Yuan, 24, had high hopes of fighting for a medal following earlier rounds of 69 and 68 but was let down by some costly errors. “Honestly, I didn’t play that good. Left quite a few out there and made a few mistakes which I could have easily avoided,” said the Korn Ferry Tour regular.

“I grinded it hard which I always do. Made some good birdies coming in and some good putts which didn’t drop. I have to learn how to shoot a good score on days when things don’t your way, and stay mentally strong and focus on shot by shot.”

With all to play for on Sunday, Yuan, who won a silver medal for China in the Asian Games three years ago, does not intend to change his game plan although he needs to reel in the top-three leaders for a potential Olympic medal.

“I just have to hit the irons a bit closer and hope for a few putts drop. I would say I wouldn’t need to change much. I think I have a good game plan and just have to really commit to what I’m doing and trust the decisions I make. Just got to be really positive,” he said.

A one-time winner on the PGA TOUR, Pan, who has his wife Michelle on caddying duties, has bounced back strongly with a pair of 66s at Kasumigaseki after a disappointing 74 on Thursday. “5-under last two rounds, it showed I can do it and my game is in it, I just needed an adjustment on my putting stroke after day one, so that really helps,” said Pan.

“It was all putting. I putted terribly, I think I had 37 putts on day one. You can't do that out here, especially with how soft the greens are and how low the scoring will be.”

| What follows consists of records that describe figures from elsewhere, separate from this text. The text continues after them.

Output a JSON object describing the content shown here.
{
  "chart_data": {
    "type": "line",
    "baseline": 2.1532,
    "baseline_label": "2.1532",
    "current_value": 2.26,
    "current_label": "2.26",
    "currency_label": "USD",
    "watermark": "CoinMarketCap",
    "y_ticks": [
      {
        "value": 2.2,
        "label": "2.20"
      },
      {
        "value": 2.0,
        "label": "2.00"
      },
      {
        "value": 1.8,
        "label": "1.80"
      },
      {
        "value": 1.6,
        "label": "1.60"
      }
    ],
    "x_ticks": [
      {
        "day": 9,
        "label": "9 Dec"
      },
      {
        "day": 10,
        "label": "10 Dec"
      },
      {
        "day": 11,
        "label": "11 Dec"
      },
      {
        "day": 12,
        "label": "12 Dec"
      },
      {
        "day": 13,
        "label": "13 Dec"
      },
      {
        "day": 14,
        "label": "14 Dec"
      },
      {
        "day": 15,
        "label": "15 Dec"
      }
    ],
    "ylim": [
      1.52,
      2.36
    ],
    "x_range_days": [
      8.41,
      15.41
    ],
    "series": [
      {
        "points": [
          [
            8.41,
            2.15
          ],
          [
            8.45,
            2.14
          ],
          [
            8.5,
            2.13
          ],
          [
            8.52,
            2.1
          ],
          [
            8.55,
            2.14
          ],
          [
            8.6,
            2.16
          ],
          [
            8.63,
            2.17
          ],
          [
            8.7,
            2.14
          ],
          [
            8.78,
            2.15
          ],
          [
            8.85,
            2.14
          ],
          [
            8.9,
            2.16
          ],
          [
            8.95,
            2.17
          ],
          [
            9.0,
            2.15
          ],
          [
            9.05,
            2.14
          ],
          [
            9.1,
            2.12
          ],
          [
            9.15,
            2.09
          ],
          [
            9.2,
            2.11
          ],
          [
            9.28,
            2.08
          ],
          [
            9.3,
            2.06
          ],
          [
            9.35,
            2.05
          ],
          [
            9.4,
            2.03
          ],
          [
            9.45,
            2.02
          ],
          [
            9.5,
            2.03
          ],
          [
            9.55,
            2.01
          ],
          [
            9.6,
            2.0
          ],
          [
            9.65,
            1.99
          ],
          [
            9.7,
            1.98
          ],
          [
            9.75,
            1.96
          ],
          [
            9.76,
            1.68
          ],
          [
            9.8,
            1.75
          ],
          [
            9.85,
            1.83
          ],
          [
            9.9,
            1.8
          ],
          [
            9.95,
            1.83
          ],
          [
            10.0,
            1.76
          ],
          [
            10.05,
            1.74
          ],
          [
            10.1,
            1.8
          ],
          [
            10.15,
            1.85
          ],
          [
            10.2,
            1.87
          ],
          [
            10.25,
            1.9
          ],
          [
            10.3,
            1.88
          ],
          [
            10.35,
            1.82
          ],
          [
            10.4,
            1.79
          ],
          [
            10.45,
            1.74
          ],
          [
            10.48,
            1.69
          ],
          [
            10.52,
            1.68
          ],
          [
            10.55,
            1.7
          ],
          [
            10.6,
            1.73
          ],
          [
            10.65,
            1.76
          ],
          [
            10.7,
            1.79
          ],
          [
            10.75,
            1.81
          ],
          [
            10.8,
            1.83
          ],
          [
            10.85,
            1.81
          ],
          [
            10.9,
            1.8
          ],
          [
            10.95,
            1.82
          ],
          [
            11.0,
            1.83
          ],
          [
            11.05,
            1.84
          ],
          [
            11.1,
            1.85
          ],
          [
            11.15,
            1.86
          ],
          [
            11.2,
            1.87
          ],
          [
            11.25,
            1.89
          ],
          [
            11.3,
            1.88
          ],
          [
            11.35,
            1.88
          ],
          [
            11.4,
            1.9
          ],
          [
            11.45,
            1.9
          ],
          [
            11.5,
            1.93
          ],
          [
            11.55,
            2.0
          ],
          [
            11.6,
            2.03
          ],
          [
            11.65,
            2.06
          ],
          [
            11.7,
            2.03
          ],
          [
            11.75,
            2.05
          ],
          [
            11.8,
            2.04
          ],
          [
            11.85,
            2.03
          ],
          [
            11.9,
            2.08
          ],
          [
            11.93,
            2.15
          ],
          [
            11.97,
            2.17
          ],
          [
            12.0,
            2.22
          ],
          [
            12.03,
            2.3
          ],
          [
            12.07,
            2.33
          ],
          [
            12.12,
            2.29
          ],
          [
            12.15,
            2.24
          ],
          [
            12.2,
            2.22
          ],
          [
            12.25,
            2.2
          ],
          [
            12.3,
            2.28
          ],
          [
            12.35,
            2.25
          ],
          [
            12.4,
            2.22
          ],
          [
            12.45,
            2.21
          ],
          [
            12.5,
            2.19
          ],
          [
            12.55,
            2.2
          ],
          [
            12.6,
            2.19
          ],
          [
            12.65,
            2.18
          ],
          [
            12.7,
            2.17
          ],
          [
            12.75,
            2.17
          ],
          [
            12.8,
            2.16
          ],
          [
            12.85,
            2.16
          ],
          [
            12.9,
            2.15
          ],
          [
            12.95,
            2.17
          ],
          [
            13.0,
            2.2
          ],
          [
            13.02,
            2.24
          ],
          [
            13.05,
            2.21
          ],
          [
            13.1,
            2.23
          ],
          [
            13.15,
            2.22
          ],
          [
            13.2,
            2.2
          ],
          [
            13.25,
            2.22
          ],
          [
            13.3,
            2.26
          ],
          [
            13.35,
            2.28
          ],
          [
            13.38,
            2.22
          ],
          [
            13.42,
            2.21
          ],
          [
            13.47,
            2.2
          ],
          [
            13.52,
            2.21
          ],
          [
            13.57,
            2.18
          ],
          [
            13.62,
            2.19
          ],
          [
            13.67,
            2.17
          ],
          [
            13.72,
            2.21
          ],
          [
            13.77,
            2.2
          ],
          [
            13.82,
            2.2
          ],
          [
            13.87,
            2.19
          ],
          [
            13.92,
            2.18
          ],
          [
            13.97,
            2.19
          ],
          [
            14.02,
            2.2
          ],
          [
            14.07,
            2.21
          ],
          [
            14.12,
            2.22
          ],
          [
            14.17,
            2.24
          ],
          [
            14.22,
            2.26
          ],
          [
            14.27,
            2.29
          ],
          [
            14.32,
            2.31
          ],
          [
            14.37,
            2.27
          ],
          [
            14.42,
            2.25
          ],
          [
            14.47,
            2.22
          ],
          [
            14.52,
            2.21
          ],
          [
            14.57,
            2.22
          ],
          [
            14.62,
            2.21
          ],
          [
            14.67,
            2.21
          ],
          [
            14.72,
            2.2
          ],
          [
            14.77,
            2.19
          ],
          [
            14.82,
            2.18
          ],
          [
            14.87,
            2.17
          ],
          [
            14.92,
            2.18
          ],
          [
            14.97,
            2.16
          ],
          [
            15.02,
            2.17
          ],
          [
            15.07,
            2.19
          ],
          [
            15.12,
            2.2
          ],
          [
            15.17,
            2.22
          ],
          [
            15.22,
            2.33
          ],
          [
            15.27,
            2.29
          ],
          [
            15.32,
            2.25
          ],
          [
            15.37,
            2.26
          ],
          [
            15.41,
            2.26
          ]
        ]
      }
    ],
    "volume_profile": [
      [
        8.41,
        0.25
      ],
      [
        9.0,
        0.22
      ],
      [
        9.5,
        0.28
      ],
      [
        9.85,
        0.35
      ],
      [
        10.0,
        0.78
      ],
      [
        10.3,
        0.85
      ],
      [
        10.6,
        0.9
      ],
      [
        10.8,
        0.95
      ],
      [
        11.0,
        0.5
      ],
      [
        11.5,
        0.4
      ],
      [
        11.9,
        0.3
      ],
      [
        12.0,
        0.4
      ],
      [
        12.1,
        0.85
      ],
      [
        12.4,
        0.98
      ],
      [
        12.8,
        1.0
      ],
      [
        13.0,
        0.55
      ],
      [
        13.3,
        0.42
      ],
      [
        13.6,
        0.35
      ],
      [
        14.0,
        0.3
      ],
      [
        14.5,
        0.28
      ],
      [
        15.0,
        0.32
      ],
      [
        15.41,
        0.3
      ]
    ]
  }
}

He hopes to get on a hot streak early in his final round to make a run at a medal, which would mean the world to him. “There are a couple holes that are tough that you just want to get out with a par and easy ones that you definitely want to put yourself in a good position for a 15-footer, 10-footer. Once you get the ball rolling, get the putting hot, I think anything can happen.

“I just love representing my people, my hometown. I've been doing that since I was 11. If you look at my name, my initial, CT, stands for Chinese Taipei. So I was born to do it, I love doing it and I had great success before and I just want to bring another happy news back home for people who are struggling,” added Pan, who is a double gold medal winner in the Asian Games for Chinese Taipei.